If we wish to store the data item marks in some external index (in a file, perhaps), the Mark adt provides a str function which returns a string representation of the mark. Parser’s str2mark function can later be used to recover the mark. Care must be taken that the document it refers to has not been changed, otherwise it is likely that the mark will be invalid.

The eBook implementation

The Open eBook reader software uses the primitives described above to maintain display-page-based access to arbitrarily large documents while trying to bound memory usage. Unfortunately it is difficult to unconditionally bound memory usage, given that any element in an XML document may be arbitrarily large. For instance a perfectly legal document might have 100MB of continuous text containing no tags whatsoever. The described interface would attempt to put all this text in one single item, rapidly running out of memory! Similar types of problems can occur when gathering the items necessary to format a particular tag. For instance, to format the first row of a table, it is necessary to lay out the entire table to determine the column widths.
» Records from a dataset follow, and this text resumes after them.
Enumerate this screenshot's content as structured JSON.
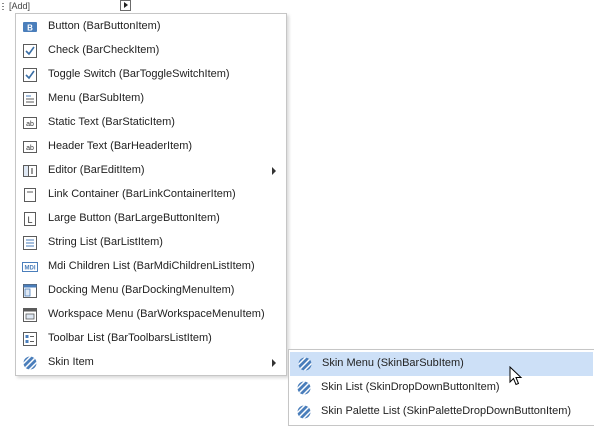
{
  "toolbar": {
    "add_label": "[Add]"
  },
  "main_menu": {
    "items": [
      {
        "label": "Button (BarButtonItem)",
        "icon": "button-icon"
      },
      {
        "label": "Check (BarCheckItem)",
        "icon": "check-icon"
      },
      {
        "label": "Toggle Switch (BarToggleSwitchItem)",
        "icon": "toggle-check-icon"
      },
      {
        "label": "Menu (BarSubItem)",
        "icon": "menu-icon"
      },
      {
        "label": "Static Text (BarStaticItem)",
        "icon": "static-text-icon"
      },
      {
        "label": "Header Text (BarHeaderItem)",
        "icon": "header-text-icon"
      },
      {
        "label": "Editor (BarEditItem)",
        "icon": "editor-icon"
      },
      {
        "label": "Link Container (BarLinkContainerItem)",
        "icon": "link-container-icon"
      },
      {
        "label": "Large Button (BarLargeButtonItem)",
        "icon": "large-button-icon"
      },
      {
        "label": "String List (BarListItem)",
        "icon": "string-list-icon"
      },
      {
        "label": "Mdi Children List (BarMdiChildrenListItem)",
        "icon": "mdi-list-icon"
      },
      {
        "label": "Docking Menu (BarDockingMenuItem)",
        "icon": "docking-menu-icon"
      },
      {
        "label": "Workspace Menu (BarWorkspaceMenuItem)",
        "icon": "workspace-menu-icon"
      },
      {
        "label": "Toolbar List (BarToolbarsListItem)",
        "icon": "toolbar-list-icon"
      },
      {
        "label": "Skin Item",
        "icon": "skin-icon"
      }
    ]
  },
  "icon_text": {
    "button": "B",
    "static": "ab",
    "header": "ab",
    "large": "L",
    "mdi": "MDI"
  },
  "sub_menu": {
    "items": [
      {
        "label": "Skin Menu (SkinBarSubItem)",
        "icon": "skin-icon"
      },
      {
        "label": "Skin List (SkinDropDownButtonItem)",
        "icon": "skin-icon"
      },
      {
        "label": "Skin Palette List (SkinPaletteDropDownButtonItem)",
        "icon": "skin-icon"
      }
    ]
  },
  "colors": {
    "hover": "#cde0f7",
    "accent": "#4a7ebb",
    "border": "#c6c6c6"
  }
}
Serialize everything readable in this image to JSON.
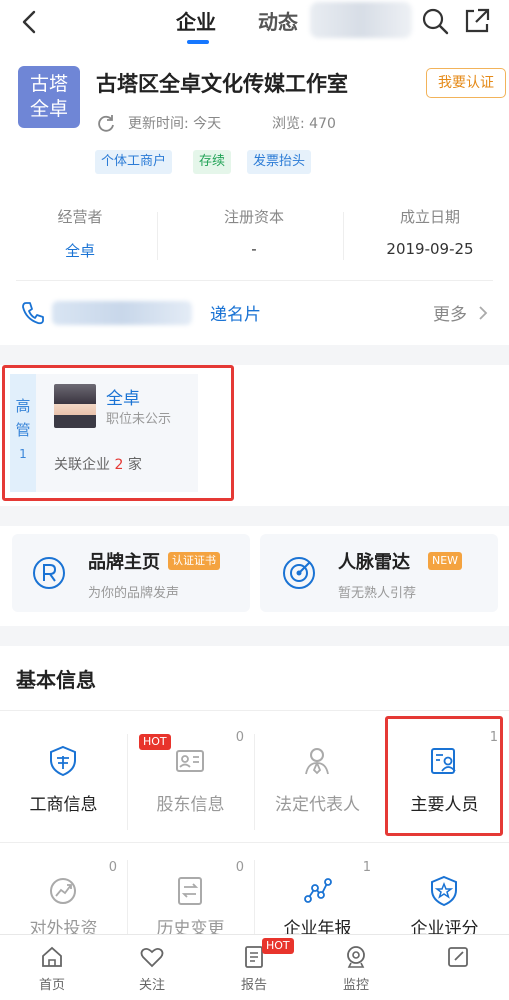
{
  "header": {
    "tabs": [
      "企业",
      "动态"
    ],
    "active_tab": "企业"
  },
  "company": {
    "logo_line1": "古塔",
    "logo_line2": "全卓",
    "name": "古塔区全卓文化传媒工作室",
    "verify_label": "我要认证",
    "update_text": "更新时间: 今天",
    "views_text": "浏览: 470",
    "tags": [
      "个体工商户",
      "存续",
      "发票抬头"
    ]
  },
  "info_cols": [
    {
      "label": "经营者",
      "value": "全卓"
    },
    {
      "label": "注册资本",
      "value": "-"
    },
    {
      "label": "成立日期",
      "value": "2019-09-25"
    }
  ],
  "contact": {
    "card_label": "递名片",
    "more_label": "更多"
  },
  "executives": {
    "tab_label_1": "高",
    "tab_label_2": "管",
    "tab_count": "1",
    "name": "全卓",
    "position": "职位未公示",
    "related_prefix": "关联企业",
    "related_count": "2",
    "related_suffix": "家"
  },
  "promos": [
    {
      "title": "品牌主页",
      "badge": "认证证书",
      "subtitle": "为你的品牌发声",
      "badge_color": "#f4a340",
      "icon": "brand-r-icon"
    },
    {
      "title": "人脉雷达",
      "badge": "NEW",
      "subtitle": "暂无熟人引荐",
      "badge_color": "#f4a340",
      "icon": "radar-icon"
    }
  ],
  "basic_info": {
    "title": "基本信息",
    "row1": [
      {
        "label": "工商信息",
        "count": "",
        "hot": false,
        "icon": "shield-icon"
      },
      {
        "label": "股东信息",
        "count": "0",
        "hot": true,
        "hot_label": "HOT",
        "icon": "id-card-icon"
      },
      {
        "label": "法定代表人",
        "count": "",
        "hot": false,
        "icon": "person-icon"
      },
      {
        "label": "主要人员",
        "count": "1",
        "hot": false,
        "icon": "staff-icon"
      }
    ],
    "row2": [
      {
        "label": "对外投资",
        "count": "0",
        "icon": "investment-icon"
      },
      {
        "label": "历史变更",
        "count": "0",
        "icon": "change-icon"
      },
      {
        "label": "企业年报",
        "count": "1",
        "icon": "report-icon"
      },
      {
        "label": "企业评分",
        "count": "",
        "icon": "rating-icon"
      }
    ]
  },
  "bottom_nav": [
    {
      "label": "首页",
      "icon": "home-icon"
    },
    {
      "label": "关注",
      "icon": "heart-icon"
    },
    {
      "label": "报告",
      "icon": "report-doc-icon",
      "hot_label": "HOT"
    },
    {
      "label": "监控",
      "icon": "camera-icon"
    },
    {
      "label": "",
      "icon": "edit-icon"
    }
  ],
  "colors": {
    "accent": "#1677ff",
    "highlight_box": "#e53935",
    "hot_badge": "#e8342c"
  }
}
I chose to make the simplifying assumption that top-level items within the document would be small enough to fit into memory. From the point of view of the display module, the document looks like a simple sequence of items, one after another. One item might cover more than one page, in which case a different part of it will be displayed on each of those pages.

One difficulty is that the displayed size of an item depends on many factors, such as stylesheet parameters, size of installed fonts, etc. When a document is read, the page index must have been created from the same document with the same parameters. It is difficult in general to enumerate all the relevant parameters; they would need to be stored inside, or alongside the index; any change would invalidate the index. Instead of doing this, as the document is being displayed, the eBook display program constantly checks to see if the results it is getting from the index match with the results it is getting when actually laying out the document. If the results differ, the index is remade; the discrepancy will hopefully not be noticed by the user!